Pragmatic communication impairment causes problems in relationship as well as in work environments. Because of this, if severe, it will determine their success in employment situations and possibly within their social networks. With lack of communication skills often these social networks will gradually fade into the background.
A high percentage of those with brain injuries have communication difficulties. They very often have problems initiating conversation or in continuing with one. They will disassociate and be unable to interact with others either verbally or non-verbally, even if they know the people well. These difficulties seem to be enhanced when in large groups.
Over time their communication skills can either increase or decrease depending on the positive or negative results they get from their efforts.

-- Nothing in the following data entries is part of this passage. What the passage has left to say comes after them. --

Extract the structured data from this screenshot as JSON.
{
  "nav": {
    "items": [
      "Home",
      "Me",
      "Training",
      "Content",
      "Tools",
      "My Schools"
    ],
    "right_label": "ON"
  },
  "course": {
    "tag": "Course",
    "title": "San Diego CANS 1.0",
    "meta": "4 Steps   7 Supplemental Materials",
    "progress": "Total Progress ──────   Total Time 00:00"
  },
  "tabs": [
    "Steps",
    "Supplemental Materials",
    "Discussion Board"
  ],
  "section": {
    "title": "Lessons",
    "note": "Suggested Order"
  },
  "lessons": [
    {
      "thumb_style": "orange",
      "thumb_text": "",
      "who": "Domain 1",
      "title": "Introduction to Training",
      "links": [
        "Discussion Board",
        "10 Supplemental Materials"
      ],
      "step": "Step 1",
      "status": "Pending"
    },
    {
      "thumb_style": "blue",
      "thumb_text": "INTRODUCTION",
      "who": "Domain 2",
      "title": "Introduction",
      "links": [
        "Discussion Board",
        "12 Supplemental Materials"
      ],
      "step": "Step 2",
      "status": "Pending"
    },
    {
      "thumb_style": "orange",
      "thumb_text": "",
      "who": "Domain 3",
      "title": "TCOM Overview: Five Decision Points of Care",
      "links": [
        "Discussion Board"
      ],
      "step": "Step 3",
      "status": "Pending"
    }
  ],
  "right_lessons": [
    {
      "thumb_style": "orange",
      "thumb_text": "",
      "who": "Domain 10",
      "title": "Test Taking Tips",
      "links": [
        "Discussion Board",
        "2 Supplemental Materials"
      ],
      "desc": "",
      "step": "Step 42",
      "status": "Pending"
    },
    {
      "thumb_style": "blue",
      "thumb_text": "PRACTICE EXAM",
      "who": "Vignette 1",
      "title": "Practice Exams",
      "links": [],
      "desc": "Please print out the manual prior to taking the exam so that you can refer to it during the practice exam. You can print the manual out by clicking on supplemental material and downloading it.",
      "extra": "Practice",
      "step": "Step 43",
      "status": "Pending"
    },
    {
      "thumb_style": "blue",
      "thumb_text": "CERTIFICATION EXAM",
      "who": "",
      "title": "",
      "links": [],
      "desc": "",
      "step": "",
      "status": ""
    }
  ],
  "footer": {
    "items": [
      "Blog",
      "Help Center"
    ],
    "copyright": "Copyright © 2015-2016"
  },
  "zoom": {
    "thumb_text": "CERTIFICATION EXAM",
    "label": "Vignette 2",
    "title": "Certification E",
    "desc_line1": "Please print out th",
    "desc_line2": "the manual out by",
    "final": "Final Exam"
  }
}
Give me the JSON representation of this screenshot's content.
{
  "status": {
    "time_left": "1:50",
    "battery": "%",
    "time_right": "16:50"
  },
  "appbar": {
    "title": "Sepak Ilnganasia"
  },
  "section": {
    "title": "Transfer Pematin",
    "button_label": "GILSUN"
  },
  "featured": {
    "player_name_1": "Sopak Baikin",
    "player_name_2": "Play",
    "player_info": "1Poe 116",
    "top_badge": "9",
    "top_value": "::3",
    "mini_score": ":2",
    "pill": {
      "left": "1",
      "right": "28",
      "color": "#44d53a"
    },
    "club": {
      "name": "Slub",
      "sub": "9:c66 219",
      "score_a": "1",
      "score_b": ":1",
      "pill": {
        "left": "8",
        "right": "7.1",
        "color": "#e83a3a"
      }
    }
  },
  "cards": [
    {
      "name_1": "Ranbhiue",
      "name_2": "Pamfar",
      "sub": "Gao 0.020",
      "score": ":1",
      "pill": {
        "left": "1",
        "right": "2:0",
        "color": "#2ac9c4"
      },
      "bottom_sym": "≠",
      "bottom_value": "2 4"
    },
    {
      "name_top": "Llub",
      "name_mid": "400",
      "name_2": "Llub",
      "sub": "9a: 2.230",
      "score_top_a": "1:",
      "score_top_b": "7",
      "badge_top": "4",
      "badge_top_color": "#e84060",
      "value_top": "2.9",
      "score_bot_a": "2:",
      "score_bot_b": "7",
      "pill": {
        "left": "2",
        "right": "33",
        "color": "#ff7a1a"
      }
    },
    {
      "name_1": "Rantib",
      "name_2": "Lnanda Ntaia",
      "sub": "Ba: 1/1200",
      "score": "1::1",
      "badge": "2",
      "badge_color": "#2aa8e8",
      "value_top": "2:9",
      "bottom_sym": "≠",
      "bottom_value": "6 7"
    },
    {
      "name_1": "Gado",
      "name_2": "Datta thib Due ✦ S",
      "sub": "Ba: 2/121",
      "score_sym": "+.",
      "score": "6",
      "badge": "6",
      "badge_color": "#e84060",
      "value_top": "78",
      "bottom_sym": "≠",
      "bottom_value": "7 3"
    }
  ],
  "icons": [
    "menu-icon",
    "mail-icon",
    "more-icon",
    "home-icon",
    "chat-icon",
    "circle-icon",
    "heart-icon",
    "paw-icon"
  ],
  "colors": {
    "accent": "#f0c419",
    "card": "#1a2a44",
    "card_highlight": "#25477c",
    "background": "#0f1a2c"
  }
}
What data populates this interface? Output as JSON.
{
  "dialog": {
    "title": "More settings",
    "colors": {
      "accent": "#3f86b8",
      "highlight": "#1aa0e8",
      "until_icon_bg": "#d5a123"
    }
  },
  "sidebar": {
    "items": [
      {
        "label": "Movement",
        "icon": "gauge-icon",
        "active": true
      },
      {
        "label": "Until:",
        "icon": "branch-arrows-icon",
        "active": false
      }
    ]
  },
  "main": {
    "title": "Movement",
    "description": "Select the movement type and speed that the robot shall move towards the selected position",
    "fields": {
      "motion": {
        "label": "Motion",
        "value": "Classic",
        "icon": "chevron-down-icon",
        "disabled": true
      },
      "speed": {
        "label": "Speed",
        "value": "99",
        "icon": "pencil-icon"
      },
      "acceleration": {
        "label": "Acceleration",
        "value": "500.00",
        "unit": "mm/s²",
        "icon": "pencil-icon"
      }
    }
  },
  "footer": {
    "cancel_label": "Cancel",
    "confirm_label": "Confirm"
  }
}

When in conversation with others, it is common that they will rarely ask questions. The reason for this may be that in many cases, those who have suffered from a brain injury will tend to be self-centered and as a result, they have little interest in what someone else is saying. Another reason is they often have memory problems so may hesitate to ask because they don't remember if they've already been told before.
Some of the reasons for communication difficulties are:
- too much background noise can be confusing;
- it can be difficult to concentrate if the person is tired or anxious;
- they may have difficulty explaining their thoughts;
- pain can make communication more difficult because it may limit concentration;
- moods and fatigue can affect communication;
- long sentences can sound confusing as can complex conversations;
- alcohol can increase communication problems;
- over-stimulation;
- large groups;
- inability to take cues from others when in conversations;
- inattentiveness to conversation and/or lack of interest.
Ways of helping someone who is having difficulty with communication:
- keep sentences short;
- do not interrupt;
- be positive;
- have person avoid, when possible, large groups;
- when in groups encourage topics that the brain injured person may feel comfortable discussing;
- discourage, if possible, the use of alcohol;
- give emotional support.
Because of communication difficulties, especially in groups, many of those who have suffered from a brain injury tend to feel lonely. Over time it may be one of the most difficult deficits they will have to deal with.